Aside from major issues like heart defects, the one single thing that persistently affects the life of a child with Down syndrome is low muscle tone. Babies and kids with Down syndrome tend to be floppy. Muscle tone is how muscles will continuously contract to keep in a neutral state. When Alice was an infant and toddler, holding her was like holding a sack of potatoes with free will. Whereas many babies could be held with one hand, you had to use two with her.
I did a test with Alice and her brother – I had them both lie down on the floor and relax. This is what I got:
Although the pictures aren’t great, you can see pretty clearly that Alice’s shoulders have dropped right to the floor and Stuart’s are up from the floor.
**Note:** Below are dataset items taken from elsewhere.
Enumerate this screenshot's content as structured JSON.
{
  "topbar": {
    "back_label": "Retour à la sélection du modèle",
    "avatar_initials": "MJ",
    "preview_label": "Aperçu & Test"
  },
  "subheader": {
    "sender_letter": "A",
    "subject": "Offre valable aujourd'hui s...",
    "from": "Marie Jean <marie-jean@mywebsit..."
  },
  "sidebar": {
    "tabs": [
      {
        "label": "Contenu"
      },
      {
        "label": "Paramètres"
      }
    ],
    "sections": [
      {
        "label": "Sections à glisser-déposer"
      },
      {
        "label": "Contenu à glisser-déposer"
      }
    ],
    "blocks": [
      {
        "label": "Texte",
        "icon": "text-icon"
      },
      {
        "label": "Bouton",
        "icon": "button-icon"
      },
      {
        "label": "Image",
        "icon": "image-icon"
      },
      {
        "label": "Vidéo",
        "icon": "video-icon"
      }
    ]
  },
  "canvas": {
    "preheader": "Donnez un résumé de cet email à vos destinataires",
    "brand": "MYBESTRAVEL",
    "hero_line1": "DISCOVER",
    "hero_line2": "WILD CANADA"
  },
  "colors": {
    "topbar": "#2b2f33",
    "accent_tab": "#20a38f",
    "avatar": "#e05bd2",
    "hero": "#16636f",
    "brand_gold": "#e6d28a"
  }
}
Stuart’s muscle tone is keep his shoulders up. Alice’s lack of muscle tone lets hers drop right to the floor.
This makes a huge difference when the child is an infant. Think about this – if your body naturally spreads out when you’re lying down, it is significantly harder to do things like lift your hands up to grab a toy or put your hands in your mouth. Both of these actions are considered developmental milestones. If you have low tone and no assistance, these will happen later.
Our Early Intervention physical therapist suggested rolling up a towel and putting it under her shoulders and hips on each side of her body. We quickly found that while this worked, it didn’t work well. Towels compress easily and we spent a lot of time re-rolling them. Both of us being engineers, we decided we could make this much better. You can too.
- Two knee high nylon stockings
- Two long tube socks
- 10 pounds of rice (give or take)
How to Use
During play time, put the socks under each side of the baby to prop her up. If you have the kind of toy that is a play mat with half hoops that dangle toys over the baby, this is perfect to use with the props. The props should make it easier to reach up and grab at toys (milestone) or bring toys to center line (milestone).
Turning the hips in will also get the child’s hips more used to being turned in which will make a difference with learning to crawl (milestone), sitting up (milestone), pulling up (milestone), cruising (milestone), and walking (milestone).
When you see the kind of snowball effect you can get with something so simple, why wouldn’t you use it?
If your child has a physical therapist, you should check to make sure that they’re OK with this.
As a final note, I want you to always keep in mind: the best therapies are the ones that get used. If this doesn’t fit in with your parenting (or the parenting of the child’s caretakers), don’t try to make it fit in. Find something else that does work.